The present invention relates to a manual scraping tool and blade and their use for removing a layer of material such as paint or wallpaper from a planar surface.
Hand-held or manual scraping tools have long been used to remove materials such as paint and wall coverings like wallpaper from walls and other planar surfaces. Commercially available hand-held scraper devices generally have a handle portion and an attached jaw portion in which is clamped or otherwise held a thin metal blade such as a razor blade. With a new blade, such manual scraper tools are highly effective for removing thin layers of material adhered to substrates such as paint or wallpaper without damaging the integrity of the underlying substrate surface.
A drawback to such commercial scrapers is that with continued use, chips or small pieces of the material being removed from the substrate surface become lodged or jammed in the paint scraper between the scraper blade and the jaws, or other clamping pieces, of the scraper tool holding the blade in place. This results in flexing or deformation of the thin metal blade to an extent that damage to the substrate surface often occurs and the blade no longer efficiently scrapes material from the substrate. A common occurrence is that the deflection of the blade, although imperceptibly small, results in gouging or scraping of the substrate surface. In addition, removal of the layer of material being scraped is often incomplete, since the scraper blade no longer contacts the substrate along its entire blade length. As a result, the user must periodically loosen or remove the blade in the scraper tool jaws and clean the area of the scraper tool that grips the blade to remove or dislodge the chips and small pieces of material causing the problems. If the blade shows signs of being permanently damaged, a replacement blade must also be inserted into the scraping tool before reuse.
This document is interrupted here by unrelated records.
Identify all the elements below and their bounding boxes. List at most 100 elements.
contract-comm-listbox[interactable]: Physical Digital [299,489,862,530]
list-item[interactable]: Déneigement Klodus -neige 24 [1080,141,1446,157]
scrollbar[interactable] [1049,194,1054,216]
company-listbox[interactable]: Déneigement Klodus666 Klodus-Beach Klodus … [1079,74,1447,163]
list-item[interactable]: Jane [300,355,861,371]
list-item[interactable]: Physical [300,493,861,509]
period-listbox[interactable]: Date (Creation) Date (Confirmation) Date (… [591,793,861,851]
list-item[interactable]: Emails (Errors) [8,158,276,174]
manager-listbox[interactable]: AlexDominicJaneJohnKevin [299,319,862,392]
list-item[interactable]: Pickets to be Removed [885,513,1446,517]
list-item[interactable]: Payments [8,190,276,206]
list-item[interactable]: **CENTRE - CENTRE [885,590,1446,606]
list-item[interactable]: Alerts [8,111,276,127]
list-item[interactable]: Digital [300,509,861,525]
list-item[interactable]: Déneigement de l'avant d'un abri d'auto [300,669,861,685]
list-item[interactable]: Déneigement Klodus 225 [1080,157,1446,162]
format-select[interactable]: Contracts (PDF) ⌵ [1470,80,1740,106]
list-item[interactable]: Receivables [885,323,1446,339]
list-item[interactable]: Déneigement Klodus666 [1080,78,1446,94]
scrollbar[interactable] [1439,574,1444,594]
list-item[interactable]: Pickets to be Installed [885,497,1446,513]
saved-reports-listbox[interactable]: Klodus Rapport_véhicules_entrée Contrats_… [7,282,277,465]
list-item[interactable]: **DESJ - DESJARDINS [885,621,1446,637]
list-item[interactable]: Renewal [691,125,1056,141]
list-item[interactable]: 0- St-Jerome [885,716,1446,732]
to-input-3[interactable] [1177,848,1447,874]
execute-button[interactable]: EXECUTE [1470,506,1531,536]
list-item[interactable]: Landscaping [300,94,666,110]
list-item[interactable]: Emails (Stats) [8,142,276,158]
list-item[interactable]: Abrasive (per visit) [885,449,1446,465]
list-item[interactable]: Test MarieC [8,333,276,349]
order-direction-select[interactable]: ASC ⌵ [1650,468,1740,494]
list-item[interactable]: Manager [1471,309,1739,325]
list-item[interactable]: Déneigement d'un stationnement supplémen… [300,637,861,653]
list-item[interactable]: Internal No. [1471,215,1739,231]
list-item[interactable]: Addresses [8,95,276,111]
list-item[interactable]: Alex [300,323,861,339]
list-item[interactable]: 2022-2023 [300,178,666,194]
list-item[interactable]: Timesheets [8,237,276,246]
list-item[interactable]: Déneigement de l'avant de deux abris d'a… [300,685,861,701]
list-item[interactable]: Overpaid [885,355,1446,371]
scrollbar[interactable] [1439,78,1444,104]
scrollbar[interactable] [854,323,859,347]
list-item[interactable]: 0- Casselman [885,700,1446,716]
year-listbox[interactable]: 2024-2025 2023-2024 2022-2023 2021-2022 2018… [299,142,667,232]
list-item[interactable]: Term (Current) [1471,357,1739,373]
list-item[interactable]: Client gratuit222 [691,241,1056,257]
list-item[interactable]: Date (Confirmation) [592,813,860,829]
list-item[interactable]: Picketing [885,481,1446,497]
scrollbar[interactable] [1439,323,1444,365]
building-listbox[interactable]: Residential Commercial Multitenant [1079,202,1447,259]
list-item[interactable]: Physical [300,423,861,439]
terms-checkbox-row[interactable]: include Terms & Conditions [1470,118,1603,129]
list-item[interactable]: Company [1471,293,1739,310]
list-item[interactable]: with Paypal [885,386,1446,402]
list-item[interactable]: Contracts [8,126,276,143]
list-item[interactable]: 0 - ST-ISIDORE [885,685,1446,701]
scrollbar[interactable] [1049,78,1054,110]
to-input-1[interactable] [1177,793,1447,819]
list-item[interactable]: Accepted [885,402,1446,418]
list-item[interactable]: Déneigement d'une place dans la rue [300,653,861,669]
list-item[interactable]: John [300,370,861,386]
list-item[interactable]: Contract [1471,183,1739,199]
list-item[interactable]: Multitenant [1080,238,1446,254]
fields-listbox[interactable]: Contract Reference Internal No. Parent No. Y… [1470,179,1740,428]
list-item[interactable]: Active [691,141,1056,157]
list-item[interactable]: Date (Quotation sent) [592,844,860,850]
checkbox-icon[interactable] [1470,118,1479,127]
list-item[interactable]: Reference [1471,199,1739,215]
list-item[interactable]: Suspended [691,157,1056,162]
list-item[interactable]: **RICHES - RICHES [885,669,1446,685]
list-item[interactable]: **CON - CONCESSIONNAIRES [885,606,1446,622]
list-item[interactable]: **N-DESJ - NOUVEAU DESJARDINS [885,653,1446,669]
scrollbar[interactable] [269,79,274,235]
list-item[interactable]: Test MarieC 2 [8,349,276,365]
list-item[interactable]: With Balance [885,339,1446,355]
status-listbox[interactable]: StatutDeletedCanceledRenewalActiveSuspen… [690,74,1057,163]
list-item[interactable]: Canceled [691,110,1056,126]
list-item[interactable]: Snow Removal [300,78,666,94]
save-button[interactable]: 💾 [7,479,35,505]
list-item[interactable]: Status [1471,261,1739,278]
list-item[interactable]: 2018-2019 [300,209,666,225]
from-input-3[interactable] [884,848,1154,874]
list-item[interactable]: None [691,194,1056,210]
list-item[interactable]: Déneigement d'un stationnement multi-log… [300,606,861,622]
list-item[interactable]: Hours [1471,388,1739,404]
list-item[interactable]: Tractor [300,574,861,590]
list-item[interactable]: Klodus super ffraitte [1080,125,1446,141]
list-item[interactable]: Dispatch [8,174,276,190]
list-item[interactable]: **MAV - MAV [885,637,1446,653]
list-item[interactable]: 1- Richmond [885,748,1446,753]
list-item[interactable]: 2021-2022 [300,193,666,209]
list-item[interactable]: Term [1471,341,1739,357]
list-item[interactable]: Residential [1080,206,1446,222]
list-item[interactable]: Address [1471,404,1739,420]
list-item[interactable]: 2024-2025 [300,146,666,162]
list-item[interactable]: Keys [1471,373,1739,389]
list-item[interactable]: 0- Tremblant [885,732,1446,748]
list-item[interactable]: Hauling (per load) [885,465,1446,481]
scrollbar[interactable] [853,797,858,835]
In the removal of some materials such as brittle paint layers, the chips and pieces of dislodged material become jammed between the scraper blade and scraper tool jaws with such frequency that periodic cleaning is futile, since the tool scraping effectiveness is severely reduced almost immediately.
Although the problem of chips and pieces of the scraped material becoming lodged or jammed in the paint scraper tool around the scraper blade may at first glance appear to be a minor problem, this drawback to commercial scraper tools currently being marketed represents a significant impediment to the efficient use of such tools.
A need therefore exists for a scraper tool and blade design that overcomes these drawbacks of prior art hand-held scraper tools.